NOTHING BUT NET
Byline: Valerie Seckler
VIRTUAL SPENDING SPREE? The financing faucet isn’t exactly gushing, but there are signs that firms will start allocating funds to their Internet units more freely in the next 12 months than in the previous 12. An e-mail poll of more than 1,000 chief information officers and 3,000 readers of CIO magazine, taken June 14-23, found the group expects to spend 16 percent of their information technology budgets on B2C and B2B ‘Net endeavors in the next 12 months, on average, up from the 14 percent planned for the prior-year period; 42 percent aim to hike spending on e-business software going forward.
“The results suggest the technology slump has hit bottom,” noted Ed Yardeni, chief investment strategist at Deutsche Banc Alex Brown, who launched the monthly poll, along with CIO magazine, last August. “Now, it’s a question of the strength of the rebound.” Overall, the IT executives expect to generate 11 percent of revenue, on average, in the next 12 months via Internet ventures, versus the 8 percent produced online a year ago. “Their renewed spending confidence seems associated with the fear of playing catch-up during an anticipated economic recovery,” observed Gary Beach, group publisher of CIO magazine.

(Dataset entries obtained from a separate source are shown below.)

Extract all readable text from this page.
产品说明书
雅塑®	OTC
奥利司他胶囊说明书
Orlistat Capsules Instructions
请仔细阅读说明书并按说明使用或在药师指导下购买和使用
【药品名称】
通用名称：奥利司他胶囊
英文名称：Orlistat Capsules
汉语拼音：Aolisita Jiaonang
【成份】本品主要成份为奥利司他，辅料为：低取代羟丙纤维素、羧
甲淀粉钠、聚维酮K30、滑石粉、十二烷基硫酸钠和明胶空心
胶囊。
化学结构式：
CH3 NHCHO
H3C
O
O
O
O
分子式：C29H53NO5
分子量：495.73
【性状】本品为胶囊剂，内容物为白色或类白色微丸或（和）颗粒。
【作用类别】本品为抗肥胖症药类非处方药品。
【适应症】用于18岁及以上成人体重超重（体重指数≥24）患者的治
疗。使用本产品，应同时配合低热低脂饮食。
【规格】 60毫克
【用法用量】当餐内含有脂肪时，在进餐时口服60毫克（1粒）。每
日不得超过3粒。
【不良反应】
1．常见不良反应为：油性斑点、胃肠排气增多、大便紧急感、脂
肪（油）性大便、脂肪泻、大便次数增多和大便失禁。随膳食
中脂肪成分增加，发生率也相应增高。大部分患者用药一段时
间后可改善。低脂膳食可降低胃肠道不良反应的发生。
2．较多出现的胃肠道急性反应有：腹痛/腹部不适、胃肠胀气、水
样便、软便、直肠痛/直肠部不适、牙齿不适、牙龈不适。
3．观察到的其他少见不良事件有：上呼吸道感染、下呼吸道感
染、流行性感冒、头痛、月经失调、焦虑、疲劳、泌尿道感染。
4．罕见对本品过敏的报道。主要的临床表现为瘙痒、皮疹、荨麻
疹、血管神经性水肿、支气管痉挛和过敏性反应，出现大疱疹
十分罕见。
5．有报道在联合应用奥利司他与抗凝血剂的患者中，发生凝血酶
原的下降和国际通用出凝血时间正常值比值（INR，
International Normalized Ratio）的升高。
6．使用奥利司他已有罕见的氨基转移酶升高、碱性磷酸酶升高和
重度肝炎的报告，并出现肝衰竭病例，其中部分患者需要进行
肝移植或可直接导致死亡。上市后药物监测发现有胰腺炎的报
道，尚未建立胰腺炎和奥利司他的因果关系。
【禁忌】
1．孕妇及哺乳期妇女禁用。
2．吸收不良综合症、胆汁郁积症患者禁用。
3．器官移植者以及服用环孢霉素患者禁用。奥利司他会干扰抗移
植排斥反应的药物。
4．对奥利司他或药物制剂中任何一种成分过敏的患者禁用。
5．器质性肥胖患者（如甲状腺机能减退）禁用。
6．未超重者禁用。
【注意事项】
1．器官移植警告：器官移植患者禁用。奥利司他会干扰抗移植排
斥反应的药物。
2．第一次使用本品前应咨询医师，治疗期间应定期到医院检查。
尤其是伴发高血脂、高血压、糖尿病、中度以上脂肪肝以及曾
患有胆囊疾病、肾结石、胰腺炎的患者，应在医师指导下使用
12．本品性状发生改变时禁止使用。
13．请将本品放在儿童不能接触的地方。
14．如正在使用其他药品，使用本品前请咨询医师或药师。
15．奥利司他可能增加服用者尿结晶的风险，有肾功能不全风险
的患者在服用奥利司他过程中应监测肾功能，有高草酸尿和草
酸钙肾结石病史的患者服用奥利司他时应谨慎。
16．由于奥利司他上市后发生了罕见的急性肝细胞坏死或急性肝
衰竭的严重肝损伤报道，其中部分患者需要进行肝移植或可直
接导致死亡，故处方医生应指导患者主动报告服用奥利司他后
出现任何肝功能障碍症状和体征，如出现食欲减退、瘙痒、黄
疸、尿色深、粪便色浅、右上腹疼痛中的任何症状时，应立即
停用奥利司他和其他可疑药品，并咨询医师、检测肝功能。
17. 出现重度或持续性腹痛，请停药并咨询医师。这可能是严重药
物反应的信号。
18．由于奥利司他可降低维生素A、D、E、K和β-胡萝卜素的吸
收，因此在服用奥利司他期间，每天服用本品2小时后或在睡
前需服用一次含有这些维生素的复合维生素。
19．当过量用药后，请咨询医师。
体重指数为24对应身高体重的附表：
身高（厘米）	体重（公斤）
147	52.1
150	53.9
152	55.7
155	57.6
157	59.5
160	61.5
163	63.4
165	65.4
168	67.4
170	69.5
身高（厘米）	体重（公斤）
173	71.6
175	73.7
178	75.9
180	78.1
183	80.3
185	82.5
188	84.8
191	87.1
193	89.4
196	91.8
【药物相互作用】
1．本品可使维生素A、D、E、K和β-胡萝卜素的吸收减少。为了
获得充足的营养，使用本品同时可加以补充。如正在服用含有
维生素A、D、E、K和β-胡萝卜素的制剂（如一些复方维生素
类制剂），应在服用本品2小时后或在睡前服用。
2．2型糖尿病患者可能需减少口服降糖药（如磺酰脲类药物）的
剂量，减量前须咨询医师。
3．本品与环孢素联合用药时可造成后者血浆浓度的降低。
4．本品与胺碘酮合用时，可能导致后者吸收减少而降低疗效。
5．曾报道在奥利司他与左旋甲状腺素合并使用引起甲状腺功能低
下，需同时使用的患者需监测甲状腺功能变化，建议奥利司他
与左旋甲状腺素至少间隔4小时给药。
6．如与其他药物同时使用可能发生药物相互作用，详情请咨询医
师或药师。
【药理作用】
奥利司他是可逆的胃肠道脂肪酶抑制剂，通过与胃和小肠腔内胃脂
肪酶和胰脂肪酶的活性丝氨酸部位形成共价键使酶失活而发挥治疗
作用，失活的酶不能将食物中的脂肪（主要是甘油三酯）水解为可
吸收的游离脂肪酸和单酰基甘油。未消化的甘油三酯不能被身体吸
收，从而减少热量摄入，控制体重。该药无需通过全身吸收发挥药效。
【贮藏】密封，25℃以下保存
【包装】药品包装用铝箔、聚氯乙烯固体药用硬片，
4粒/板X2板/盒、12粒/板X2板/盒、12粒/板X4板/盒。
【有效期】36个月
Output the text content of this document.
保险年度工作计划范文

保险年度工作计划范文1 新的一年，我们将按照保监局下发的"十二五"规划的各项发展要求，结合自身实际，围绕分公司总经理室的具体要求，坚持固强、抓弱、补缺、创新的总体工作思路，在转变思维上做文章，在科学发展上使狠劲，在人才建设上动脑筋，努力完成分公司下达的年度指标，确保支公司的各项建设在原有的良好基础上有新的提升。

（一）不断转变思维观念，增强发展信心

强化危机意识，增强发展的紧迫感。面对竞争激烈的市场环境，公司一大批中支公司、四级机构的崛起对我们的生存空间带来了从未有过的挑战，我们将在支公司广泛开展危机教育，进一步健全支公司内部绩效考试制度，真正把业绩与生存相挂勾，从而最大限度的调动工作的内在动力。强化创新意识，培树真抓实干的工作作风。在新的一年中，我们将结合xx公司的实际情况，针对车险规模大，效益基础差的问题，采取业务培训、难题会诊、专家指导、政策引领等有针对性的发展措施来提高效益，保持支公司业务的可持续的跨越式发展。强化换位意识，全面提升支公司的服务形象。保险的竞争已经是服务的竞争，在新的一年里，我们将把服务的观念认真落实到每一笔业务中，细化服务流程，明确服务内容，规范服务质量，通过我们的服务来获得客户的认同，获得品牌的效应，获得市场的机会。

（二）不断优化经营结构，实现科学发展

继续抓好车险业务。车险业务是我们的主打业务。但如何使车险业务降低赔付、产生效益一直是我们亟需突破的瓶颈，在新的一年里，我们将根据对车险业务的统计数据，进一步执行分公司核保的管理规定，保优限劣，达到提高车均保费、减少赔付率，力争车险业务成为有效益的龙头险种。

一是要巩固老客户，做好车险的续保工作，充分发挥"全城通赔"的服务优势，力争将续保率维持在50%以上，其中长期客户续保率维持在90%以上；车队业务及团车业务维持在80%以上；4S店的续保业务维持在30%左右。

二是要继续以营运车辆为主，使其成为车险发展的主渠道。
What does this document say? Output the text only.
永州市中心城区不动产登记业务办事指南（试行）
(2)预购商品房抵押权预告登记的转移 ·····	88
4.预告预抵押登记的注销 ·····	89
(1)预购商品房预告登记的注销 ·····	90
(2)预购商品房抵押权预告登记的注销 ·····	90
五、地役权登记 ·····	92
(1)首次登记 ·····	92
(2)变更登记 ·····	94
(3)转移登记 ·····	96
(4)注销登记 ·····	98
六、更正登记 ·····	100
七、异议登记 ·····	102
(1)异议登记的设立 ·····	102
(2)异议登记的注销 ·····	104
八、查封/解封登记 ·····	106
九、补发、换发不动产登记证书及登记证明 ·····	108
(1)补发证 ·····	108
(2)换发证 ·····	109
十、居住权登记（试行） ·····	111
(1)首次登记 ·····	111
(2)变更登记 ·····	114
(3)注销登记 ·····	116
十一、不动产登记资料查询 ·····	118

The projected uptick is the first sign of a ‘Net spending pickup to surface in seven months, in the poll begun last August.
i2’s CLASS (ACTION) SCHEDULE: It will be at least a month before fur starts flying in a case brought this April against e-business software supplier i2 Technologies by a class of shareholders in the Dallas-based firm, said Jake Perkinson, partner in the law firm Johnson & Perkinson of So. Burlington, Vt. — one of two lead counsels recently named in the case. The suit charges i2 sold more than $97 million in stock to the public without revealing the trouble Nike was having implementing i2’s inventory-management programs. Following Nike’s widely publicized criticism of those systems, which came on Feb. 26, i2’s stock lost 22 percent of its value in one day, falling from the prior day’s close of $35.50 to $27.56. On Friday, i2 shares closed at $15.76, off 44 cents, in Nasdaq trading, after losing $2.37 Thursday, following the firm’s second-quarter warning.
So far, the U.S. District Court for the Northern District of Texas has named New York-based Milberg Weiss, along with Johnson & Perkinson, as lead counsels representing the plaintiffs. Next, a putative class will be defined, and Perkins estimated that by early August, that group will file an amended complaint. Subsequently, Perkins said, the defense will move to dismiss the case, and the litigation will be held up until the judge rules on that motion.
ORGANIC’S EQUITY EROSION: Organic Inc., a high profile San Francisco-based Web site designer and Internet consultant founded in 1993, said last week it has been notified by Nasdaq that it has failed to meet the $1 minimum-bid price rule over a 90-day period and thus is subject to delisting from the Nasdaq National Market. The digital services firm — whose clients include Tommy Hilfiger, Target Corp., Federated Department Stores, — has requested a hearing before the Nasdaq Listing Qualifications Panel to review the ruling on the minimum-bid rule. The panel has 45 days to set a hearing date; Organic’s stock will continue to trade during that time. The firm’s shares eased 2 cents to close at 36 cents Friday.
DOT’S ALL: Buffeted by the ‘Net’s shakeout, e-consultant Razorfish said Thursday it has closed its office in Finland. The action follows the firm’s restructuring in February and decision by former chief executive Jeff Dachis to step down from the helm in May. He remains co-chairman … Action sports chain Blades on July 3 launched an e-commerce site, run by Global Sports, at blades.com.